Training camp starts Saturday. The regular season opens in a little more than a month. The playoffs come in April, and that's when the real challenge begins.
"We're all in this year," team president Larry Bird said.
They proved it Wednesday by officially singing George to a five-year max contract extension that guarantees him between $80 million and $90 million and could be worth more if George reaches an escalator clause.
George's deal comes after David West's new three-year, $36 million contract, Bird's offseason spending spree to improve the bench and last year's expensive deals to keep center Roy Hibbert and point guard George Hill. The Pacers are almost certain to have their core together for several years.
And with the Pacers coming off back-to-back playoff runs in which they pushed the Miami Heat, expectations are soaring.
"It's exciting," coach Frank Vogel said. "Since I took over here, we've been talking about having a similar era to what the Colts had the last seven or eight years, where they had a chance to win it all basically every year. We're a couple of years into this thing, and to have this guy under contract for five more years gives us that type of confidence, that we can win a championship, our first [NBA] championship."
Bird gambled by paying the 23-year-old, 6-foot-7 forward before his rookie contract expired at the end of the season. If it had, George could have become a restricted free agent.
George appears to have everything it takes to become the face of Indiana's franchise. He has improved dramatically in each of his first three years. Last season, he was an All-Star, earned third-team All-NBA and second-team all-defense honors, and won the league's Most Improved Player Award.
George showed up for the news conference in a nifty gray suit, dapper shoes, trendy eyeglasses and neatly trimmed hair. But he didn't sound different from the blue-collar guy who has been impressing Pacers coaches and teammates since he was taken 10th in the 2010 draft.
"I did a terrible job -- I was supposed to have a poker face through this whole situation, but I really wanted to be here," George said, drawing laughter. "They gave me a chance and now that I'm in this position, it's really my job to do everything in my position, in my will, to get us to that next step."
This will be a different kind of pressure for George.
Last fall, after Hibbert cashed in his first All-Star appearance with a $58 million payday, he struggled early. Playing through a hand injury and dealing with more attention from opponents, he seemed to be trying too hard to live up to the deal. Eventually, Hibbert settled into his new role and showed he was worth every penny when the games mattered most -- in the playoffs.

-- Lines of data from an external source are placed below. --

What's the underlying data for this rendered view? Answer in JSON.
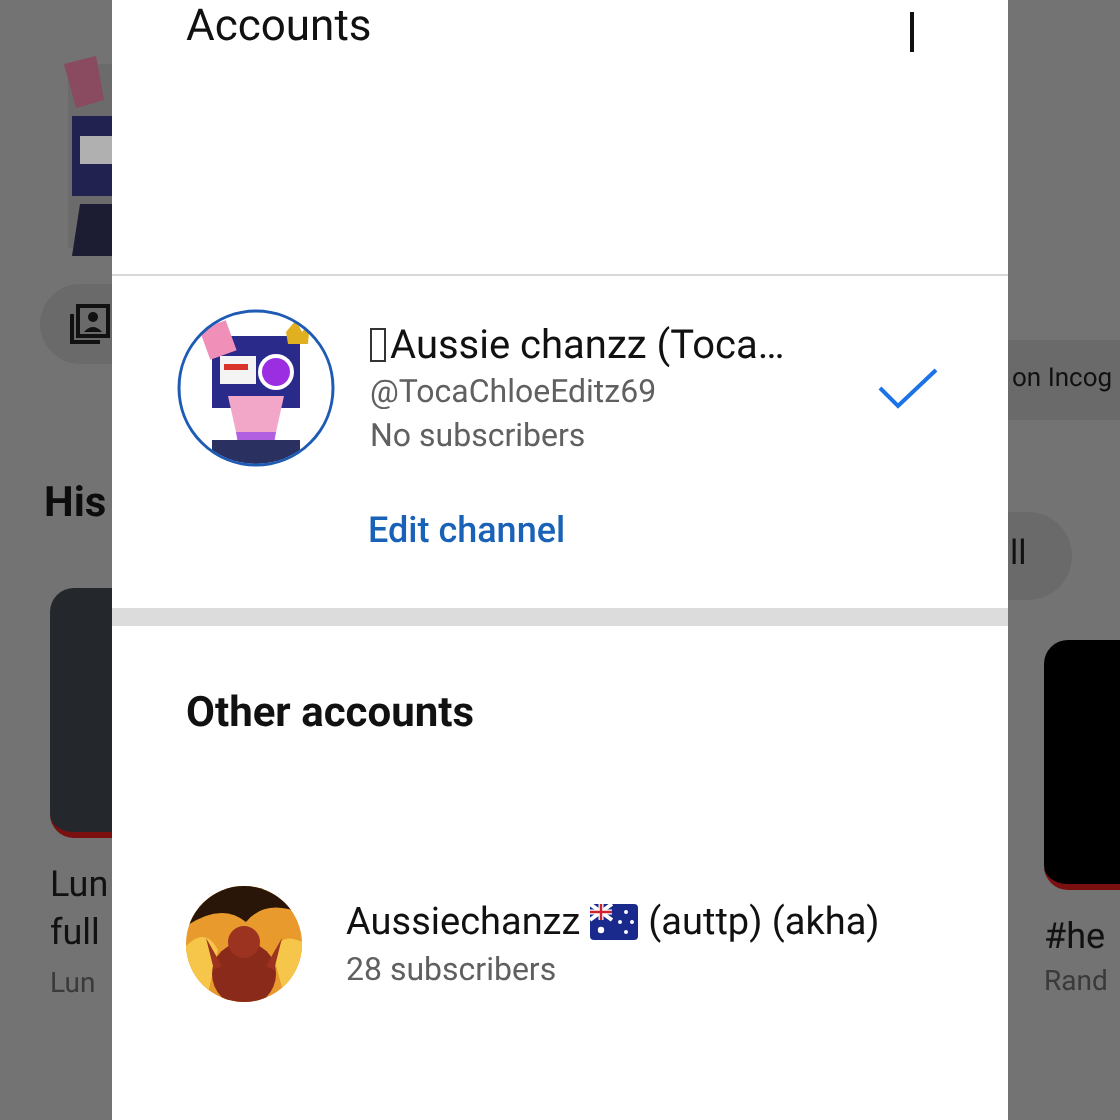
{
  "dialog": {
    "title": "Accounts",
    "current_account": {
      "name": "Aussie chanzz (Toca…",
      "handle": "@TocaChloeEditz69",
      "subscribers": "No subscribers",
      "selected": true,
      "edit_link": "Edit channel"
    },
    "other_accounts_heading": "Other accounts",
    "other_accounts": [
      {
        "name": "Aussiechanzz",
        "name_suffix": "(auttp) (akha)",
        "subscribers": "28 subscribers",
        "selected": false
      }
    ]
  },
  "background": {
    "left": {
      "heading": "His",
      "video_title_lines": [
        "Lun",
        "full"
      ],
      "channel": "Lun"
    },
    "right": {
      "chip": "on Incog",
      "button": "ll",
      "video_title": "#he",
      "channel": "Rand"
    }
  }
}
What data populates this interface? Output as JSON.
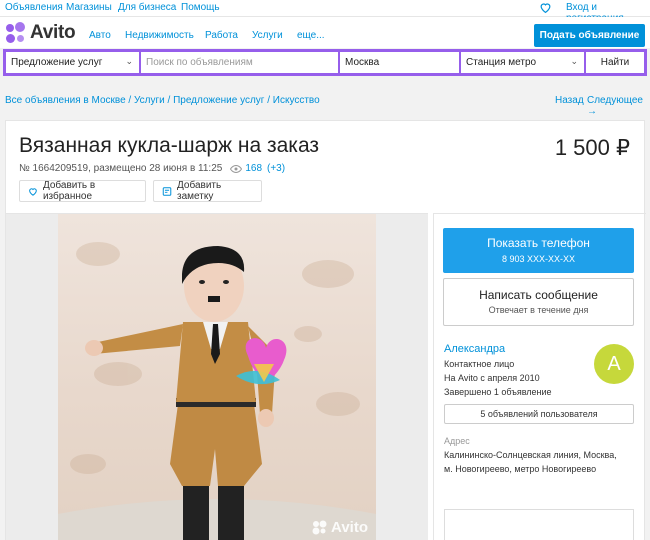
{
  "topbar": {
    "links": [
      "Объявления",
      "Магазины",
      "Для бизнеса",
      "Помощь"
    ],
    "login": "Вход и регистрация"
  },
  "header": {
    "logo": "Avito",
    "nav": [
      "Авто",
      "Недвижимость",
      "Работа",
      "Услуги",
      "еще..."
    ],
    "post_button": "Подать объявление"
  },
  "search": {
    "category": "Предложение услуг",
    "placeholder": "Поиск по объявлениям",
    "city": "Москва",
    "metro": "Станция метро",
    "find_button": "Найти"
  },
  "breadcrumb": "Все объявления в Москве / Услуги / Предложение услуг / Искусство",
  "pager": {
    "back": "Назад",
    "next": "Следующее →"
  },
  "listing": {
    "title": "Вязанная кукла-шарж на заказ",
    "price": "1 500 ₽",
    "meta": "№ 1664209519, размещено 28 июня в 11:25",
    "views": "168",
    "views_delta": "(+3)",
    "favorite_button": "Добавить в избранное",
    "note_button": "Добавить заметку",
    "photo_watermark": "Avito"
  },
  "contact": {
    "phone_button": "Показать телефон",
    "phone_masked": "8 903 XXX-XX-XX",
    "message_button": "Написать сообщение",
    "message_note": "Отвечает в течение дня"
  },
  "seller": {
    "name": "Александра",
    "lines": [
      "Контактное лицо",
      "На Avito с апреля 2010",
      "Завершено 1 объявление"
    ],
    "avatar_letter": "A",
    "ads_button": "5 объявлений пользователя"
  },
  "address": {
    "label": "Адрес",
    "lines": [
      "Калининско-Солнцевская линия, Москва,",
      "м. Новогиреево, метро Новогиреево"
    ]
  },
  "colors": {
    "accent": "#0091d9",
    "search_border": "#965eeb",
    "phone_button": "#1fa0ea",
    "avatar": "#c6d83b"
  },
  "icons": [
    "heart-icon",
    "logo-dots-icon",
    "chevron-down-icon",
    "eye-icon",
    "note-icon",
    "sticker-heart-icon"
  ]
}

George has thrived when the spotlight is on, as well.
"I think he's going to be one of the top players in the league. Right now, he's in the top 15 or 20 players in the league. Do we think he can be a first-teamer? We do, and if he is, then we both benefit from that," Bird said, referencing the escalator clause that could top $100 million. "You always hear about players letting up after they achieve the money they always dreamed of. Not this kid; he's the real deal.
"I don't worry about Paul George. He's an extremely hard worker. He's dedicated to his craft, and he'll be fine."
The looming question for Indiana is what the Pacers will do with their next two potential free agents -- former All-Star swingman Danny Granger and starting shooting guard Lance Stephenson. Both contracts are set to expire after next season.
Aaron Mintz, who represents George, also represents Granger, one of George's biggest supporters and closest friends.
And Bird opened the news conference by acknowledging that Stephenson, who was standing in the back, would be seated at the front table the next time the Pacers hold this sort of gathering.
While it will take some creativity to get Stephenson's deal done and stay under the league's luxury tax threshold, Bird believes it can and will get done -- and that it will make Indiana a perennial title contender.
"Look, the books are never right for us, but we'll do whatever we can to keep the young man," Bird said. "He's worked as hard as anyone that's ever been here and you'll see it when he plays this year."
Information from ESPN.com's Brian Windhorst and The Associated Press was used in this report.